Atlas of the British Flora
- First edition
- Author: Franklyn Perring and S. Max Walters
- Language: English
- Publisher: Botanical Society of the British Isles
- Publication date: 1962
- Publication place: United Kingdom
- Media type: Print
- ISBN: 0-901158-19-4 (3rd edition)
- OCLC: 28734311

= Atlas of the British Flora =

The Atlas of the British Flora is a book by Franklyn Perring and S. Max Walters, published by the Botanical Society of the British Isles.

It was first published in 1962, with a second edition published in 1976, and a third in 1982.

The atlas contains 10-km square distribution maps for all non-critical native and frequently occurring alien vascular plant species found in Britain and Ireland.

== Importance ==
The 1962 Atlas was a groundbreaking publication that revolutionized the study of natural history by introducing a scientific approach to observation. This approach, which was initially developed for national purposes, has since been adopted on an international scale and is now widely used in biological recording programs. In recent decades, advances in technology such as affordable personal computers, civilian GPS, and the internet have greatly enhanced the ability to record and share biological records. This has led to a significant increase in the accuracy and precision of these records, as well as the speed with which they can be shared online. As a result, the volume of available records has increased tenfold and they are now routinely used for research, conservation, and public policy purposes.

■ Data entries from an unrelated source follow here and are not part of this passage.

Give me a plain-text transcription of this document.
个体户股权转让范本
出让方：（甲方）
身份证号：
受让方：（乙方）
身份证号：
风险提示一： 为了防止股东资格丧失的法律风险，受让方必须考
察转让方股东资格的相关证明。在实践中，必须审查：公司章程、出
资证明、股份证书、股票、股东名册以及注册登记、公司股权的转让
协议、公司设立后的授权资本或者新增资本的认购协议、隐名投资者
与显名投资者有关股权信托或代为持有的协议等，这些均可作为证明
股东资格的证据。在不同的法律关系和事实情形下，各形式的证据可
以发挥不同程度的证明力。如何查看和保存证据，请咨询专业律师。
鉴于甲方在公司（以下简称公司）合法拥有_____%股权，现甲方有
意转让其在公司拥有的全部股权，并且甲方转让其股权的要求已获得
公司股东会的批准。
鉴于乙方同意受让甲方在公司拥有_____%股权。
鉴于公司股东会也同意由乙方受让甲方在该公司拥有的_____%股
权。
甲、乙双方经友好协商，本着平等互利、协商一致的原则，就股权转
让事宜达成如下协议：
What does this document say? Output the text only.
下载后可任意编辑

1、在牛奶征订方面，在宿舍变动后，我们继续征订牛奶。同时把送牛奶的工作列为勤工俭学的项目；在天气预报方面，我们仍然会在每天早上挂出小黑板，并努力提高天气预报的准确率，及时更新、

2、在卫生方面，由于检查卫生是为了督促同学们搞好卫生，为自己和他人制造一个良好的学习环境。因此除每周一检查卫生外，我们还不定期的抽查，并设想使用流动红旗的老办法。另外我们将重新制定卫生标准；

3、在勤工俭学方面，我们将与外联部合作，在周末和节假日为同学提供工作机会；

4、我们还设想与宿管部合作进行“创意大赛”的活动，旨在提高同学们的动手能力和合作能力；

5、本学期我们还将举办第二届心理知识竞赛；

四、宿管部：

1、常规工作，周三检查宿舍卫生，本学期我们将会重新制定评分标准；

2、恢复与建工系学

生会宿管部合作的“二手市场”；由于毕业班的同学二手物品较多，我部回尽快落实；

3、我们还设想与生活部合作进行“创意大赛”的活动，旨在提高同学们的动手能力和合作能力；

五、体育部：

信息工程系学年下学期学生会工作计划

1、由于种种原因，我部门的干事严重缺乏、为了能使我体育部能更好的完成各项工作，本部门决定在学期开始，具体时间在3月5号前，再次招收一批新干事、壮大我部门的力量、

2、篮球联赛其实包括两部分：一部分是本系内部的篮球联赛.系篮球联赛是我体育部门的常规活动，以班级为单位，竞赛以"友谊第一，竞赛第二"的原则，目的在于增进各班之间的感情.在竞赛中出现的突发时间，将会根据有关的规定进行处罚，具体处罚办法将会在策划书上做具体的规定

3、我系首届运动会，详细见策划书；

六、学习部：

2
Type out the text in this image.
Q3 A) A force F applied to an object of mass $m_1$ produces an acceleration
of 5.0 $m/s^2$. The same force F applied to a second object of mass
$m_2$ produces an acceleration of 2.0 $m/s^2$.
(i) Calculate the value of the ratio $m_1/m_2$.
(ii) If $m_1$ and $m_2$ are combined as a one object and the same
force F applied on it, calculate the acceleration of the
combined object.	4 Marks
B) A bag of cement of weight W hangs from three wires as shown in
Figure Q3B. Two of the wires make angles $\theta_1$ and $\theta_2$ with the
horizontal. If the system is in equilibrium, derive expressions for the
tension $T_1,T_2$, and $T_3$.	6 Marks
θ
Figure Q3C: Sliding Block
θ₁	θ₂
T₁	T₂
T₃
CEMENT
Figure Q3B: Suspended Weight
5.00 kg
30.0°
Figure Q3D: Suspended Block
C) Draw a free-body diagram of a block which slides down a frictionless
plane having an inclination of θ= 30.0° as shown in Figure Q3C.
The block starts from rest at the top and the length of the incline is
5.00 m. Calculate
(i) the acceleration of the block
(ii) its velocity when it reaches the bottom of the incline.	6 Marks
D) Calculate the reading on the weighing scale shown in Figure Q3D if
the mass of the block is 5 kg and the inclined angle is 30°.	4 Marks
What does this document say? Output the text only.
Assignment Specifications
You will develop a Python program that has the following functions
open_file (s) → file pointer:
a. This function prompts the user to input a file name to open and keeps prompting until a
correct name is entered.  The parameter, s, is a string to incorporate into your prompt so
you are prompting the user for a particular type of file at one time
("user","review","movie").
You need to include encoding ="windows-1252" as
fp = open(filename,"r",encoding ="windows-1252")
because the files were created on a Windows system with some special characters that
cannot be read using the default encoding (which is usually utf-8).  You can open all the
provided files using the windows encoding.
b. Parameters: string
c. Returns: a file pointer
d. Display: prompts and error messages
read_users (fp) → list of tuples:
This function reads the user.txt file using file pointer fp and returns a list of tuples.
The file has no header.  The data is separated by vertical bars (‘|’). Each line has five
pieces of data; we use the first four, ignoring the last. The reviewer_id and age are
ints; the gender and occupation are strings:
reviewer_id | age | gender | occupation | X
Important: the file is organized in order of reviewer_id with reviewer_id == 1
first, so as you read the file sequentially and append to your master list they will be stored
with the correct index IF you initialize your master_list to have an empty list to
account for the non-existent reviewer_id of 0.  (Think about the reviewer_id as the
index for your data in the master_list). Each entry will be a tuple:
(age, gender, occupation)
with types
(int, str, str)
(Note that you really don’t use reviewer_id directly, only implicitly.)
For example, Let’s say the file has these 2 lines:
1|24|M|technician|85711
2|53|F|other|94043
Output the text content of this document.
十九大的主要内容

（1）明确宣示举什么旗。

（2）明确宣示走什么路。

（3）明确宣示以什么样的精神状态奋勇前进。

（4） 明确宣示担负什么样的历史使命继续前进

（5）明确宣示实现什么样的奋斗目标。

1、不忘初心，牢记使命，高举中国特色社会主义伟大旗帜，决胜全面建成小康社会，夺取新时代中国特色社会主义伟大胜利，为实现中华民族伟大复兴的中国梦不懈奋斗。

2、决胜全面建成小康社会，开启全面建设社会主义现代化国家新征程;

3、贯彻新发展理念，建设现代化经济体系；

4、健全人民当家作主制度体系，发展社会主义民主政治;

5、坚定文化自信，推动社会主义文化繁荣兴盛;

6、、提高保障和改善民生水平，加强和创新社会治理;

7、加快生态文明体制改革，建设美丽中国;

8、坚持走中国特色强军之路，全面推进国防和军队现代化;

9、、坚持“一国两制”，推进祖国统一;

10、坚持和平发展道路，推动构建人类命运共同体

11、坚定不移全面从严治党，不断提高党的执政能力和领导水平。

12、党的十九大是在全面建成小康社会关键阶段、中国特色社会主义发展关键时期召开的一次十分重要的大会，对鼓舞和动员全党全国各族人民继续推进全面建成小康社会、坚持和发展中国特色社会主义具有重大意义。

Over the past 50 years, rapid industrialization and urbanization have led to significant environmental changes, with plants often bearing the brunt of these changes in intensively managed landscapes. Even in remote areas, the effects of air pollution and climate change are becoming increasingly evident. The 1962 Atlas is one of the few existing biological baselines that can be used to measure these changes, and it has played a critical role in documenting and understanding the main drivers of change. While research into these processes is still in its early stages, the increase in data quality and improvements in data analysis methods have made it possible to produce more accurate and powerful results.